Original poster: Jim Lux <jimlux@xxxxxxxxxxxxx>

At 09:30 AM 9/20/2005, Tesla list wrote:
Original poster: "Gary Peterson" <gary@xxxxxxxxxxxx>


Original poster: "Antonio Carlos M. de Queiroz" <acmdq@xxxxxxxxxx>

Interesting to see that some people was already at that time seeing that
something
was terribly wrong...

Tesla's analog is incorrect:

...
Tesla
    I will explain it by an analogue.
    Suppose that the earth were an elastic bag filled with water.  My
transmitter is equivalent to a pump.  I put it on a point of the globe,
and work my little piston so as to create a disturbance of that water.
 . . .
Tesla forgets that the "water" sent into the ground is charged, and so is
attracted back to the oppositely charged top terminal (and coil) of his
transmitter. It then does NOT spread through all the Earth, but stays
concentrated around the transmitter.

In Tesla's analogy the water is not charged, it IS the charge. In other words, the water represents Earth's background DC electrostatic potential, which is already spread throughout all the Earth. In operation, a grounded non-sparking Tesla coil transmitter creates a local disturbance in this charge. The disturbance manifests itself as an annular distortion of the background field around the transmitters ground terminal. At a point in time when a measurement of the e-field component of the EM field at the ground terminal shows zero volts above the background potential (see www.tfcbooks.com/special/images/system.gif), other measurements will show it rising in intensity until a point 1/4 wavelength (1/4 λ) away from the ground terminal is reached (axial projection). From there the e-field diminishes in intensity until, at 1/2 wavelength from the terminal, it again shows zero. At a measurement point approximately one wavelength away from the ground terminal, an induced e-field once again begins to emerge above the background field, again increasing in intensity until a second maxima is reached at 1 1/4 wavelength away from the oscillator. With a sufficiently powerful transmitter this phenomenon repeats itself over and over until the antipode is reached, at which point reflection takes place and the transmitted energy begins to travel back to its point of origin in the reverse direction.


Gary Peterson

A couple problems:
1) that wavelength thing... It assumes uniform propagation speed, which is hardly the case, particularly for propagation over a boundary.
2) The earth isn't a smooth uniform sphere, so the paths aren't symmetric
3) Sufficiently powerful transmitter doesn't have much to do with it, although that will affect the detectability.
4) There's no reflection at the antipodes (which doesn't really exist anyway, because of #1 and #2), the wave just keeps on going and eventually gets back to the start.

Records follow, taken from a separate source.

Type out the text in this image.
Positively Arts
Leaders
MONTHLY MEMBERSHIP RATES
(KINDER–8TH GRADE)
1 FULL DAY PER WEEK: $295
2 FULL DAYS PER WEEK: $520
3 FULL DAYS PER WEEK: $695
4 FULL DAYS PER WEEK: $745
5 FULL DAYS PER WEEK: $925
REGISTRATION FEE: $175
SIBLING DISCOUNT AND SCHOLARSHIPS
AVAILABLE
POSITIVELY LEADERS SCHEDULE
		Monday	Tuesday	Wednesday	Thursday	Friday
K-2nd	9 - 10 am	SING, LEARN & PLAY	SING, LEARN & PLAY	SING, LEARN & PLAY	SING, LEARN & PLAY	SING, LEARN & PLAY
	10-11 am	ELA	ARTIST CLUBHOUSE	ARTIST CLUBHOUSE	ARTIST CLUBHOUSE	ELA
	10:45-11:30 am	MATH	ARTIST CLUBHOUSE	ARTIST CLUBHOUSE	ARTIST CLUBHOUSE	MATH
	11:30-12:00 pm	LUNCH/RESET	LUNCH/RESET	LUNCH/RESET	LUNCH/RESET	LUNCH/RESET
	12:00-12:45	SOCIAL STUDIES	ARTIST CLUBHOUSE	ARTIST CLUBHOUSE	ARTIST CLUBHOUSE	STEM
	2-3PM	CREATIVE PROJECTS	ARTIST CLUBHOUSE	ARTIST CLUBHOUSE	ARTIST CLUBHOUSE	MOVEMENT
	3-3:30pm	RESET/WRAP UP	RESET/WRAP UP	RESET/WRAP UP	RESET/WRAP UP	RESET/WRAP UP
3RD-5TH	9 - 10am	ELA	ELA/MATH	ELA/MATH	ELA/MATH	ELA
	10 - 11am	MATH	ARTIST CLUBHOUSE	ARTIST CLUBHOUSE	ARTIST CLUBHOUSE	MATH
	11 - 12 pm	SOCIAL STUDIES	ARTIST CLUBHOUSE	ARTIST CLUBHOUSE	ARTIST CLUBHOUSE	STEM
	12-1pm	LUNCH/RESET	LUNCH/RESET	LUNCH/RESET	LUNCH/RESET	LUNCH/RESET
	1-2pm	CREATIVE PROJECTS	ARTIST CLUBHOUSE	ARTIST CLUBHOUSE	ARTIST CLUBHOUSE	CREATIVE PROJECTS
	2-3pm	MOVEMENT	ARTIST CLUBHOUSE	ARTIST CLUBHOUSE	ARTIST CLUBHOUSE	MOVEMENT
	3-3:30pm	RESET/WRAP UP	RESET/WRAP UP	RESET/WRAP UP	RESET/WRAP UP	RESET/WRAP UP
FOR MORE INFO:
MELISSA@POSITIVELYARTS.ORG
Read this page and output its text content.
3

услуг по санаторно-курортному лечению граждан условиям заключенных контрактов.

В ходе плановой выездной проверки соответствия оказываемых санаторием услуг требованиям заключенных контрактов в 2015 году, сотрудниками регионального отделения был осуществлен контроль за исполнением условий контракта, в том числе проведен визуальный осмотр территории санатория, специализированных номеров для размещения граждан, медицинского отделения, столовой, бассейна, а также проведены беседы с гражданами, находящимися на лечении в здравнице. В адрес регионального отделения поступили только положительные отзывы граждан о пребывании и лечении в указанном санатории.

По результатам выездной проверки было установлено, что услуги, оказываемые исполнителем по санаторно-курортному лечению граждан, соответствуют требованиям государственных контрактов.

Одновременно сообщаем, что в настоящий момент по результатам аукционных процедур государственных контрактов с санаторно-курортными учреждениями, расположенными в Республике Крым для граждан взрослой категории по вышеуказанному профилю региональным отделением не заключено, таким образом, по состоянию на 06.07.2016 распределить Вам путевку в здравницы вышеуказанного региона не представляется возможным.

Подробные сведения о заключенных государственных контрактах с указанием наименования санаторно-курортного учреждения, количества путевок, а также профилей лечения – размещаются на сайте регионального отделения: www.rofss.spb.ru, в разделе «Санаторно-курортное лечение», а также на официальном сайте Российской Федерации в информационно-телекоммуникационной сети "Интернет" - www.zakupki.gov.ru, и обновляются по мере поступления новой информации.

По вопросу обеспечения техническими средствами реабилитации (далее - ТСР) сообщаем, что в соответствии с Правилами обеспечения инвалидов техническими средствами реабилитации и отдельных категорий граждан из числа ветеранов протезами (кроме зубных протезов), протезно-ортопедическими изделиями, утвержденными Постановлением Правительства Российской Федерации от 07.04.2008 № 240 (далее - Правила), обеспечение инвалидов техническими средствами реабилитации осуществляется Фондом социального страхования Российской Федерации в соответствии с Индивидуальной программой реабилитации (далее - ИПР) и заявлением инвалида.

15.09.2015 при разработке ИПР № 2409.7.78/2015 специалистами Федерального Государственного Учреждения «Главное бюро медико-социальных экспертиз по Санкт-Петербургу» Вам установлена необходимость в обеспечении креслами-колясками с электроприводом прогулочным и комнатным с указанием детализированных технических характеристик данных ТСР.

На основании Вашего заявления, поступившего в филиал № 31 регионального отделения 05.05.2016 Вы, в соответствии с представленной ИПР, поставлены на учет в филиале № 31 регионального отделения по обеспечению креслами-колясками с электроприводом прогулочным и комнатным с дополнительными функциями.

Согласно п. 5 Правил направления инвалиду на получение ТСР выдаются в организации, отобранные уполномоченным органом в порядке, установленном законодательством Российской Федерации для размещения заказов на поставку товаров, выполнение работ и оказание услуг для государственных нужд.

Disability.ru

The latter effect is widely noted as "long path" propagation on radio transmissions. You get two copies of the transmitted signal, separated in time by the differential propagation delay for the short way and long way.

In any case, the propagation around the earth (at whatever frequency) is sufficiently non-uniform and lossy that you're not going to get any significant standing waves. No "ringing like a bell"